Department of Radiology & Biomedical Imaging, University of California, San Francisco, San Francisco, CA.
Department of Radiology & Biomedical Imaging, University of California, San Francisco, San Francisco, CA.
Semin Nucl Med. 2021 Jan;51(1):3-12. doi: 10.1053/j.semnuclmed.2020.07.005. Epub 2020 Aug 6.
Imaging of head and neck (HN) cancer is a challenge for many radiologists and largely due to the challenging anatomy in a small volume of the body. Additionally, multiple pathologies and the absence of an agreed-upon standard imaging protocol for staging and surveillance add complexity in choosing the most appropriate imaging study. Computed tomography (CT) is often the first-line imaging tool used as it is readily available, relatively cheaper than magnetic resonance (MR) and is rapidly acquired. In comparison, MR is hampered not just by its greater expense and time involved with an imaging study, but the optimization of MR techniques is difficult in this complex part of the body. Over the last decade, additional advanced techniques have been developed for both CT and MR such as dual-energy CT, and perfusion imaging with CT or MR, which may aid in making a more accurate diagnosis and predication of tumor behavior. Ultrasound (US) plays an important role in HN imaging, particularly in the pediatric age group for new neck masses, and in adult patients with known or suspected thyroid pathology. US is also useful for the evaluation of other superficial masses in the neck and for guiding fine needle aspiration. This article will focus on each imaging modality, reviewing the benefits and drawbacks of CT, MR, and US as well as additional or advanced techniques within each. It will highlight disease processes where a specific modality is strongly favored as the most appropriate imaging study, and specific HN tumor behaviors that require dedicated imaging protocols or techniques. This review will also discuss the entity of carcinoma of unknown primary, which is often imaged with PET/CT, but for which specific guidelines were introduced in the 8th edition of the American Joint Committee of Cancer/Union for International Cancer Control Staging Manuals.

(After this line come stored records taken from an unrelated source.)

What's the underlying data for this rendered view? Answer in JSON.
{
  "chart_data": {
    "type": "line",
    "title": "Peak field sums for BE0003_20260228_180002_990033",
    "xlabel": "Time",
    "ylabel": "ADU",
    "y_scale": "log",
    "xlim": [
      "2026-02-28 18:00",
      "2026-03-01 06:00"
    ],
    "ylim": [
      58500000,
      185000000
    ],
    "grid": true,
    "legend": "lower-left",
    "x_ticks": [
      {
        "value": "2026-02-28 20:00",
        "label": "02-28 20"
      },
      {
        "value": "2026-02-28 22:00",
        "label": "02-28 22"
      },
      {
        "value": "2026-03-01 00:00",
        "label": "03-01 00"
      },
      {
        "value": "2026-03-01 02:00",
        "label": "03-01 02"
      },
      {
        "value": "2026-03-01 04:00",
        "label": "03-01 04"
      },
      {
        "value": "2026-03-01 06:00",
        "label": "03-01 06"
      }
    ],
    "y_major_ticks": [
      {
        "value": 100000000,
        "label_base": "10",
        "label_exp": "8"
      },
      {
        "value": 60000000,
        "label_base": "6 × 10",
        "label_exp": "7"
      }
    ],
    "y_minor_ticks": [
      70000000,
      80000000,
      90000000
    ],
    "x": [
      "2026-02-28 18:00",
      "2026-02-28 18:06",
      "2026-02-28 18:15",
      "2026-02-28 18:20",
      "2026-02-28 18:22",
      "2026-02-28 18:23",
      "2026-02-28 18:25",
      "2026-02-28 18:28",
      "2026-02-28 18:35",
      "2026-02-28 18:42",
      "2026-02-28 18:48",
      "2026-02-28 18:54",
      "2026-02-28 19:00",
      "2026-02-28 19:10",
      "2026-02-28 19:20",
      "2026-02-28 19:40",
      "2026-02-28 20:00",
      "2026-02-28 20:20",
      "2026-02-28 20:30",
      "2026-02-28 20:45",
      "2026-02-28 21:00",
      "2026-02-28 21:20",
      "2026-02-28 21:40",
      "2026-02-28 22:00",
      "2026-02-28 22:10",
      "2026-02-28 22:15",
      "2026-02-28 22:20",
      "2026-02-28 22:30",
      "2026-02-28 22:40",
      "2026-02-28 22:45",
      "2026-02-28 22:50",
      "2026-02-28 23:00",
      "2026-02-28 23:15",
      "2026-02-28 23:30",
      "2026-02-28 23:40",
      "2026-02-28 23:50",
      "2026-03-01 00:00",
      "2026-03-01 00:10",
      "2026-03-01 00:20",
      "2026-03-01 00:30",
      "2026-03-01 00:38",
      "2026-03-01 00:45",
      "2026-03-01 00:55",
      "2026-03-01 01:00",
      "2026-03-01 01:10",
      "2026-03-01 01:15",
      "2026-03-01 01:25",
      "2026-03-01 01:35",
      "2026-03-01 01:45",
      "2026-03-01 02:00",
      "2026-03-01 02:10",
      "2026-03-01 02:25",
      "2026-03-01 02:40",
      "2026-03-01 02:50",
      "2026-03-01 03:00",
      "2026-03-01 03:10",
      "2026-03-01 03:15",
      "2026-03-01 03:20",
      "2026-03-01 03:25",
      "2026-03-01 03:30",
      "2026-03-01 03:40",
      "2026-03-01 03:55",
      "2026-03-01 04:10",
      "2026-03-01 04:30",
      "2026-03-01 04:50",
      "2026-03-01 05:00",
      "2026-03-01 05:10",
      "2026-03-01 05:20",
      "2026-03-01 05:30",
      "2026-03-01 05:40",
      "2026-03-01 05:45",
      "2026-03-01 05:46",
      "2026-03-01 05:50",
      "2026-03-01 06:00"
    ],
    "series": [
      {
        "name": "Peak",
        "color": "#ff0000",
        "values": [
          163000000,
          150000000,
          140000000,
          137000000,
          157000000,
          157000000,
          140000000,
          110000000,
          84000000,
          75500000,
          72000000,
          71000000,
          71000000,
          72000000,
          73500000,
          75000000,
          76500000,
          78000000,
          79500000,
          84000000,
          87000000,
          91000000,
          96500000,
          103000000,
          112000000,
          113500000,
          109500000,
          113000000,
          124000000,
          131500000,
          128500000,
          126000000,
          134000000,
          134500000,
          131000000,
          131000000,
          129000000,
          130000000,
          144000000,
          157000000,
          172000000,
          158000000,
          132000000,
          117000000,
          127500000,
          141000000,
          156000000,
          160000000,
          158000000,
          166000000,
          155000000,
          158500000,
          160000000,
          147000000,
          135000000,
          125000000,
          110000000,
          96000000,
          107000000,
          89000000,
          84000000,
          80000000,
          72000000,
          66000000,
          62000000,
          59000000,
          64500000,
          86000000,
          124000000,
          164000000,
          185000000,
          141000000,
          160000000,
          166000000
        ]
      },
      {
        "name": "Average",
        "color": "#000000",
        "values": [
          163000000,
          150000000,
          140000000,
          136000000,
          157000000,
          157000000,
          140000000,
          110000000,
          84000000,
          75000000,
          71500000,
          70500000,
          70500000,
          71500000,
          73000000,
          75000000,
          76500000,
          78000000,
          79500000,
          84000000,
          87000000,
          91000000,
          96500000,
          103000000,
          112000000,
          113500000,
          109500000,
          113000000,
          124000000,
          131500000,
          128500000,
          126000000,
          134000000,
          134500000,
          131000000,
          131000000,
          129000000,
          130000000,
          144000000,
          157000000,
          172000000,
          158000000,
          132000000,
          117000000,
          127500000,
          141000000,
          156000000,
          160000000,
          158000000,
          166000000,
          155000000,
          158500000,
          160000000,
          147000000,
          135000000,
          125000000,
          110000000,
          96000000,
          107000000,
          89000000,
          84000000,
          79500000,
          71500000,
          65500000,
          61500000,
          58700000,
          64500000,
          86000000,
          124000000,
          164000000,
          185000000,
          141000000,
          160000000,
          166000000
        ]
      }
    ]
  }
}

头颈部(HN)癌症的影像学诊断对许多放射科医生来说是一个挑战,主要是由于该部位体积小,解剖结构复杂。此外,多种病理学以及缺乏用于分期和监测的公认标准成像协议,使得选择最合适的影像学研究更加复杂。计算机断层扫描(CT)通常是首选的影像学工具,因为它易于获得,比磁共振(MR)便宜,并且可以快速采集。相比之下,MR 不仅受到其更高的成本和成像研究所需时间的限制,而且在身体这个复杂部位优化 MR 技术也很困难。在过去的十年中,为 CT 和 MR 开发了许多其他先进技术,例如双能 CT 和 CT 或 MR 灌注成像,这可能有助于更准确地诊断和预测肿瘤行为。超声(US)在 HN 影像学中起着重要作用,特别是在儿科新颈部肿块和已知或疑似甲状腺疾病的成年患者中。US 还可用于评估颈部其他浅表肿块,并指导细针抽吸。本文将重点介绍每种影像学方式,回顾 CT、MR 和 US 的优缺点,以及每种方式的其他或先进技术。它将突出显示强烈倾向于使用特定方式作为最合适的影像学研究的疾病过程,以及需要专门的影像学方案或技术的特定 HN 肿瘤行为。本文还将讨论未知原发灶癌的实体,这通常使用 PET/CT 进行成像,但在第 8 版美国癌症联合委员会/国际癌症控制联合会分期手册中引入了特定指南。